Потом так подчиняются себе они.

– Я так пыталась. Долго, долго сдерживать

могу агрессию, но та однажды рвётся

наружу в миг, когда слаба слишком, её держать.

Ну, мне тогда ей стать лишь остаётся.

– А почему б, – спросил он, – её просто

ни воспринять, как часть себя, как нос иль

глаза? – коснулся носа пальцем указательным,

а Лора отшатнулась, как с удара.

Искрило прямиком, не по касательной.

Но человек ей важен больше жара

того, что в областях, прикрытых дважды.

Для разговора отреклась от жажды

другого толка. Разговор стократ важнее.

Случается дай боже в год он раз…

Нет, настоящий, не в пример всей болтовне,

что окружает шумом улья нас.

Глушила, кроме головы, все точки Лора.

Низо́к, очнувшись, добивался ссоры.

– Я не терплю притрагиваний. Если

уж хочешь, разрешенья попроси.

– Но трогать просто так ведь интересней,

ты не находишь? – было свыше сил

её, в ответ улыбочке ехидной

не зарядить холодной: серповидной.

– Знакомы мы с тобой не больше часа,

а ты уж вторгся в личное пространство.

Не думай, что со мной такое часто.

Ты мне общением по нраву, а не страстью.

Не думай я, что ты – как я, но пола

другого… – Что, свалился бы во двор я? –

Смех чертенятами в углах гнездится губ.

А ей, однако, вовсе не до смеха.

Мощнейшая волна (хоть он не груб,

но не считается ни с "не", ни с его эхом),

от живота и вниз прошла, как в кратере.

Сравненье по́шло. Но зато понятно всем.

– Прошу одно: дистанцию держать, –

вздохнула Лора. И усильем титаническим

в себе расправилась со всем, что унижать

могло её, по её мненью, статус личности.

Ян удивлён такой был бурною реакцией.

Краснел, как дева (девой был) Горацио.

Ей позвонили. Мать. Идти домой

для разговора срочного сказала.

Она и наплевала б на конвой,

игнором спровоцировав скандал, но

уйти был нужен повод. Впечатление

нуждалось в обмозговываньи (времени).

– Ещё увидимся, – сказал он, номер взяв.

На всякий случай та его оставила.

И, гордая защитой своих прав

перед абьюзом, трепеща, рассталась с ним.
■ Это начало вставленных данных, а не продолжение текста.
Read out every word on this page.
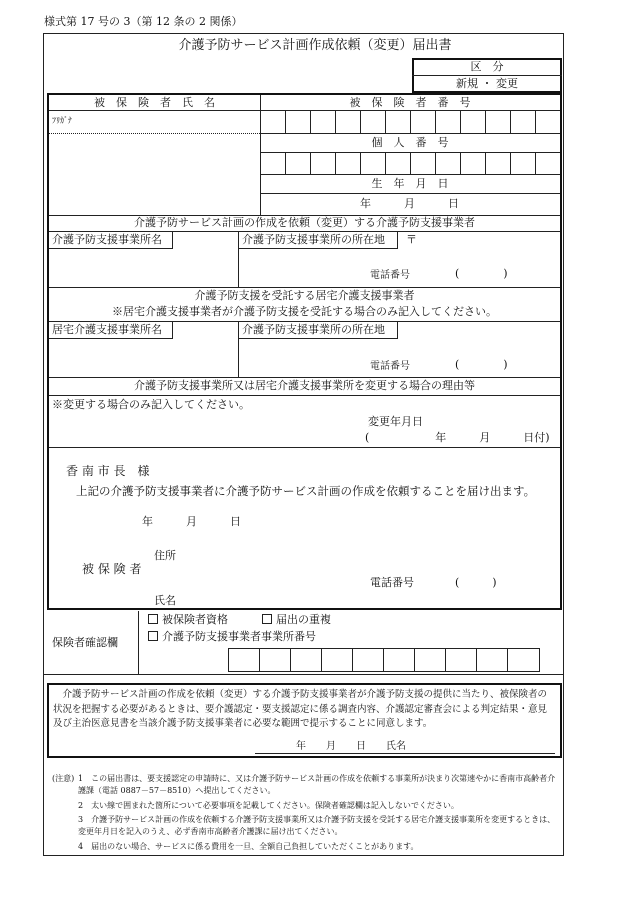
様式第 17 号の 3（第 12 条の 2 関係）
介護予防サービス計画作成依頼（変更）届出書
区　分
新規 ・ 変更
被　保　険　者　氏　名	被　保　険　者　番　号
ﾌﾘｶﾞﾅ
個　人　番　号
生　年　月　日
年　　　月　　　日
介護予防サービス計画の作成を依頼（変更）する介護予防支援事業者
介護予防支援事業所名	介護予防支援事業所の所在地 〒
電話番号	(　　　　)
介護予防支援を受託する居宅介護支援事業者
※居宅介護支援事業者が介護予防支援を受託する場合のみ記入してください。
居宅介護支援事業所名	介護予防支援事業所の所在地
電話番号	(　　　　)
介護予防支援事業所又は居宅介護支援事業所を変更する場合の理由等
※変更する場合のみ記入してください。
変更年月日
(　　　　　　年　　　月　　　日付)
香 南 市 長　様
上記の介護予防支援事業者に介護予防サービス計画の作成を依頼することを届け出ます。
年　　　月　　　日
住所
被 保 険 者
電話番号	(　　　)
氏名
保険者確認欄
被保険者資格	届出の重複
介護予防支援事業者事業所番号
介護予防サービス計画の作成を依頼（変更）する介護予防支援事業者が介護予防支援の提供に当たり、被保険者の状況を把握する必要があるときは、要介護認定・要支援認定に係る調査内容、介護認定審査会による判定結果・意見及び主治医意見書を当該介護予防支援事業者に必要な範囲で提示することに同意します。
年　　月　　日　　氏名
(注意) 1　この届出書は、要支援認定の申請時に、又は介護予防サービス計画の作成を依頼する事業所が決まり次第速やかに香南市高齢者介護課（電話 0887－57－8510）へ提出してください。
2　太い線で囲まれた箇所について必要事項を記載してください。保険者確認欄は記入しないでください。
3　介護予防サービス計画の作成を依頼する介護予防支援事業所又は介護予防支援を受託する居宅介護支援事業所を変更するときは、変更年月日を記入のうえ、必ず香南市高齢者介護課に届け出てください。
4　届出のない場合、サービスに係る費用を一旦、全額自己負担していただくことがあります。
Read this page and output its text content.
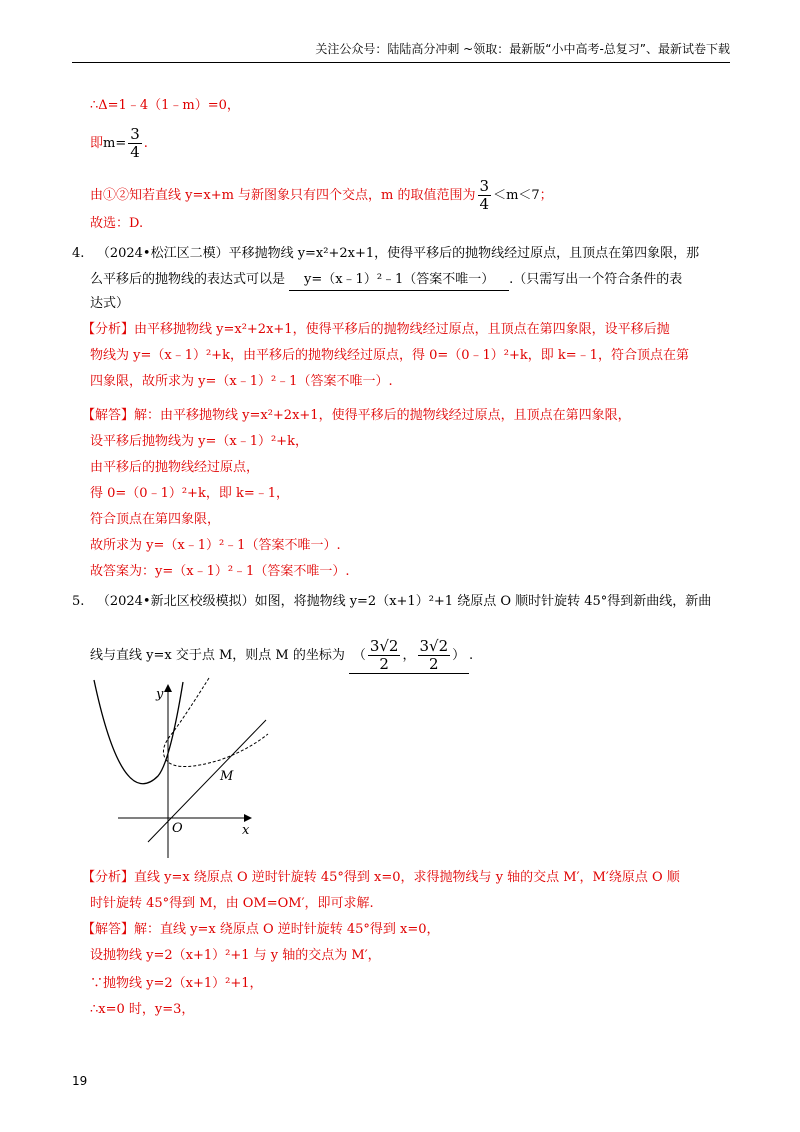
关注公众号：陆陆高分冲刺 ~领取：最新版“小中高考-总复习”、最新试卷下载
∴Δ=1﹣4（1﹣m）=0，
即$m= \frac{3}{4}$ .
由①②知若直线 y=x+m 与新图象只有四个交点，m 的取值范围为 $\frac{3}{4} <m<7$；
故选：D.
4. （2024•松江区二模）平移抛物线 y=x²+2x+1，使得平移后的抛物线经过原点，且顶点在第四象限，那
么平移后的抛物线的表达式可以是 y=（x﹣1）²﹣1（答案不唯一） .（只需写出一个符合条件的表
达式）
【分析】由平移抛物线 y=x²+2x+1，使得平移后的抛物线经过原点，且顶点在第四象限，设平移后抛
物线为 y=（x﹣1）²+k，由平移后的抛物线经过原点，得 0=（0﹣1）²+k，即 k=﹣1，符合顶点在第
四象限，故所求为 y=（x﹣1）²﹣1（答案不唯一）.
【解答】解：由平移抛物线 y=x²+2x+1，使得平移后的抛物线经过原点，且顶点在第四象限，
设平移后抛物线为 y=（x﹣1）²+k，
由平移后的抛物线经过原点，
得 0=（0﹣1）²+k，即 k=﹣1，
符合顶点在第四象限，
故所求为 y=（x﹣1）²﹣1（答案不唯一）.
故答案为：y=（x﹣1）²﹣1（答案不唯一）.
5. （2024•新北区校级模拟）如图，将抛物线 y=2（x+1）²+1 绕原点 O 顺时针旋转 45°得到新曲线，新曲
线与直线 y=x 交于点 M，则点 M 的坐标为 （ $\frac{3√2}{2}$ ， $\frac{3√2}{2}$ ） .
y
x
O
M
【分析】直线 y=x 绕原点 O 逆时针旋转 45°得到 x=0，求得抛物线与 y 轴的交点 M′，M′绕原点 O 顺
时针旋转 45°得到 M，由 OM=OM′，即可求解.
【解答】解：直线 y=x 绕原点 O 逆时针旋转 45°得到 x=0，
设抛物线 y=2（x+1）²+1 与 y 轴的交点为 M′，
∵抛物线 y=2（x+1）²+1，
∴x=0 时，y=3，
19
Ни разу в жизни не испытывав подобного,

не понимала, что с ней. Мозг преда́л её.

Тридцаток сребреников взял Искариот

Иуда. Этот сделал всё бесплатно.

Без поцелуев и прощаний, сдал живот

и области приложенные. Знатно

ругалась на себя, обратный путь

успев Египетской Марии протянуть:

от кающейся грешницы до девки

бордельной, той, что даст, её раз тронь.

Из головы пришёл он. Образ редкий

стал редкой тварью, оседлавшей трон.

Не знала ничего о нём, но чуяла,

что может оказаться не к плечу пальто.

И злилась. Мать с Инессой, в удивление,

ей предложили… лишь сходить в кино.

Звонков из школы, прочих осложнений не

было в помине. То-то и оно:

всё продолжалось, всё как будто длилось.

Она же, – в дюнах, – вся остановилась.

Оставим-ка и фильм со спецэффектами,

и Лорину троичную семью.

Чтоб продолжать о них, надо, хоть редко, мне

настраивать гармонию мою

элитным алкоголем разных стран.

Дневник отца нашёл в тот вечер Ян.

(заметки на полях) Обращения к сыну, прочитанные им после смерти отца

Уехал по-английски, не прощаясь.

Глупей нет дела, отрекаться вслед.

Знай, Ян, ты мог бы с чёртом брудершафт пить,

но в доме у меня иметь обед.

Нет бога у тебя. В тебе поэтому

его, как маяка во мраке, нет.

Когда неоновые блики вместо света, то

забудешь, что такое солнца свет.

Будь блудным сын мой, отгуляв, вернулся

бы, переев до отвращения утех.

Но не таков ты. Блуд тебе – не чувство,

тем более, насмешнику, не грех.

Ты не горишь, и потому не гаснешь.

Себя испытываешь, да, но – для чего?

Контроль имея проявлений разных

огня в себе, утратил смысл его.

Я дал тебе всё, что имел. От знаний

до навыков владения игрой.

Учил, когда уместно наказанье.

Что взгляд на мир быть должен чист, прямой.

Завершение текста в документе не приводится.